For a long time I have collected rocks from nearby that looked interesting, not from an interest in geology but to watch them weather nicely. Some prop fence posts or make borders here and there, or just sit assembled with several other rocks, never quite striking the aesthetic presentation I originally wanted.

The rocks turn brown, even black, and some have taken on a fuzzy green from living plant life growing on them. Some rocks in groupings have come to serve as homes for lizards, bugs, little toads and frogs, probably scorpions, maybe even snakes, though I have not ventured to disturb the rocks in order to verify.

But most of all I am impressed by the simplicity, the stolidness, and the silence that rocks represent. I realize that I am projecting these virtues onto inanimate objects, but at the same time, I want to see how far our environment, the things around us, made by humans or not, can go to represent meaning in itself, versus whatever meaning I assign it or think is there.

Ancient peoples everywhere have tended to attribute some level of not only meaning but what we call “life” to even the most inanimate of objects. Rocks were logically the most challenging objects for assuming that some sort of spirit-life is within them. But rocks are just slightly less animate than plants and trees, which, of course, grow, but in an unobtrusive way. This absence of fanfare and difference in mobility and motility are what groups rocks and plants together in terms of natural character, versus animals.

The Shinto of Japan perceived these shared characteristics and influenced Zen in its conceptual garden, where rocks and stones function in the same way as plants. Shinto, like the Druidism of Europe, assigned different spirit beings as either guardians or inhabitants of these natural objects. This belief gave humans a new and benign way of seeing their universe and the relations between its many manifestations, whether “living” or not.

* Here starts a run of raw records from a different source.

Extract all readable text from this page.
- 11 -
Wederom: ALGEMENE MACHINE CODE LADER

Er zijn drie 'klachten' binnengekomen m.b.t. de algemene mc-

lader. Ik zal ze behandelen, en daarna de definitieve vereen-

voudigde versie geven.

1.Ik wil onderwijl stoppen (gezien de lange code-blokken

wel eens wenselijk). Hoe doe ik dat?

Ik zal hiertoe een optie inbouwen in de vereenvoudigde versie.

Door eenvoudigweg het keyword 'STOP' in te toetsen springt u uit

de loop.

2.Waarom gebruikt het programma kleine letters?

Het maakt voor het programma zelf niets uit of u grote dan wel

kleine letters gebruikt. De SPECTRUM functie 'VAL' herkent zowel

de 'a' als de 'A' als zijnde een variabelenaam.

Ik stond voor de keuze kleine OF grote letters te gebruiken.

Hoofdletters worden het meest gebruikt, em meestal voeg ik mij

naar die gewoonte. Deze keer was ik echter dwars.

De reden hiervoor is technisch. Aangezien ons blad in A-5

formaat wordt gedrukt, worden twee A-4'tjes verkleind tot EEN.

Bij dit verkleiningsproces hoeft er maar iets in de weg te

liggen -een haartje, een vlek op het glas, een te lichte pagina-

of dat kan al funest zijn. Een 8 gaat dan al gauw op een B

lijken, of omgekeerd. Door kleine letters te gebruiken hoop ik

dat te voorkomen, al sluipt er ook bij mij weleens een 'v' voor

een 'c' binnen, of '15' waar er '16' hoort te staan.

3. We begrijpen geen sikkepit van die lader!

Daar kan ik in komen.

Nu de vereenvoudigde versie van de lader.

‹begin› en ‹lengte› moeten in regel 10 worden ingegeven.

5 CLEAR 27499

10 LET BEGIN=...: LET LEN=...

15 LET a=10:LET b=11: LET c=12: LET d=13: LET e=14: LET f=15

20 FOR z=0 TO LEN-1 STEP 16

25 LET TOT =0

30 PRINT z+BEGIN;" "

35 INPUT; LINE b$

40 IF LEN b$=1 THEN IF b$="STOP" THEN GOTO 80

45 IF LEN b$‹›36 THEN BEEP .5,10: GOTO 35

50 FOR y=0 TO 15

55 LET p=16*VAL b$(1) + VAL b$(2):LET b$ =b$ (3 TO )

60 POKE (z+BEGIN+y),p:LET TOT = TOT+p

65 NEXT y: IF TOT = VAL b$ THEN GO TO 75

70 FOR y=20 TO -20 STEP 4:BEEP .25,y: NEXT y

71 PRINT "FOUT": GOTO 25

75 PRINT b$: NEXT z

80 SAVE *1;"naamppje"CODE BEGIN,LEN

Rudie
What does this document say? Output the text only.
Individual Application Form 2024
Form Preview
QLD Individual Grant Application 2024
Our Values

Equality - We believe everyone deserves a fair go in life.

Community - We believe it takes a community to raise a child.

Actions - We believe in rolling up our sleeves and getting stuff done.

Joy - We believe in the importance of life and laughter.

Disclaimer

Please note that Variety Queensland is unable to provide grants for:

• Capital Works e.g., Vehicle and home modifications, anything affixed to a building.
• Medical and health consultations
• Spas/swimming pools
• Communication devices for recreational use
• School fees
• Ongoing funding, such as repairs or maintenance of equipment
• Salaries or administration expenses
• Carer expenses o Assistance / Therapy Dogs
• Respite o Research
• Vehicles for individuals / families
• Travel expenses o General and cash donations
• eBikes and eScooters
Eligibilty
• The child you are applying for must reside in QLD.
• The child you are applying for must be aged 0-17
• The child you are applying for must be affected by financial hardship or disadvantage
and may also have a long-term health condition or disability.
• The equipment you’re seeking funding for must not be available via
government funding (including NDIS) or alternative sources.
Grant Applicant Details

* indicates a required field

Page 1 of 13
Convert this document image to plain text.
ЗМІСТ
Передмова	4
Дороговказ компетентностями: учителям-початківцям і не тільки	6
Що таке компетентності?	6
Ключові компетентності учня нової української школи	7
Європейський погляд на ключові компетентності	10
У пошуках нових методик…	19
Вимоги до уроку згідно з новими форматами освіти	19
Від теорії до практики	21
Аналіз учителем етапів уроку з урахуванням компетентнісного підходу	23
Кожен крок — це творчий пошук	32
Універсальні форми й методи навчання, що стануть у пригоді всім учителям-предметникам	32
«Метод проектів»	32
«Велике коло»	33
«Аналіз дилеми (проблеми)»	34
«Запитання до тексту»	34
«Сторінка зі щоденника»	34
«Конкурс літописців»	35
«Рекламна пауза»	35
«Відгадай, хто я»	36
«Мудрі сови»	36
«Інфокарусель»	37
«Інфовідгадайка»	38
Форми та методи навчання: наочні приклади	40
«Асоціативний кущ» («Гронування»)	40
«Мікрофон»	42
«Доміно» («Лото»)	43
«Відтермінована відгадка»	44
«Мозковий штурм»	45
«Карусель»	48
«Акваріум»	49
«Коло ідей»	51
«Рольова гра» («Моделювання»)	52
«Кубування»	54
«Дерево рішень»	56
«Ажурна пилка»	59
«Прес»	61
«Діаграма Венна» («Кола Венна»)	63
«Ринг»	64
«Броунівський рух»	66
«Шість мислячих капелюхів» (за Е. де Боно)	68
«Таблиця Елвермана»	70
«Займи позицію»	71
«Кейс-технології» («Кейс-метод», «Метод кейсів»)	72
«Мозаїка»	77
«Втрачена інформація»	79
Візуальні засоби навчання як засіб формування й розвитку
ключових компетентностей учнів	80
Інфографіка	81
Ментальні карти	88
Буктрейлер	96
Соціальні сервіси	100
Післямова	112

Hunter-gatherers had rituals to assure the fertile return of the animals they killed for food, but today that process of killing is an assembly line where the only ritual is the end-product of eating. If most people barely think of the meaning of animals, what of plants and rocks? What do we think when we witness the destruction of old-growth forests or ancient mountains stripped for coal or minerals? There is in the objects we abuse a part of our character and virtue that is not merely disrespected but lost, devalued, forgotten, destroyed, even as culture exploits the organs and tissues of inanimate or less animate beings.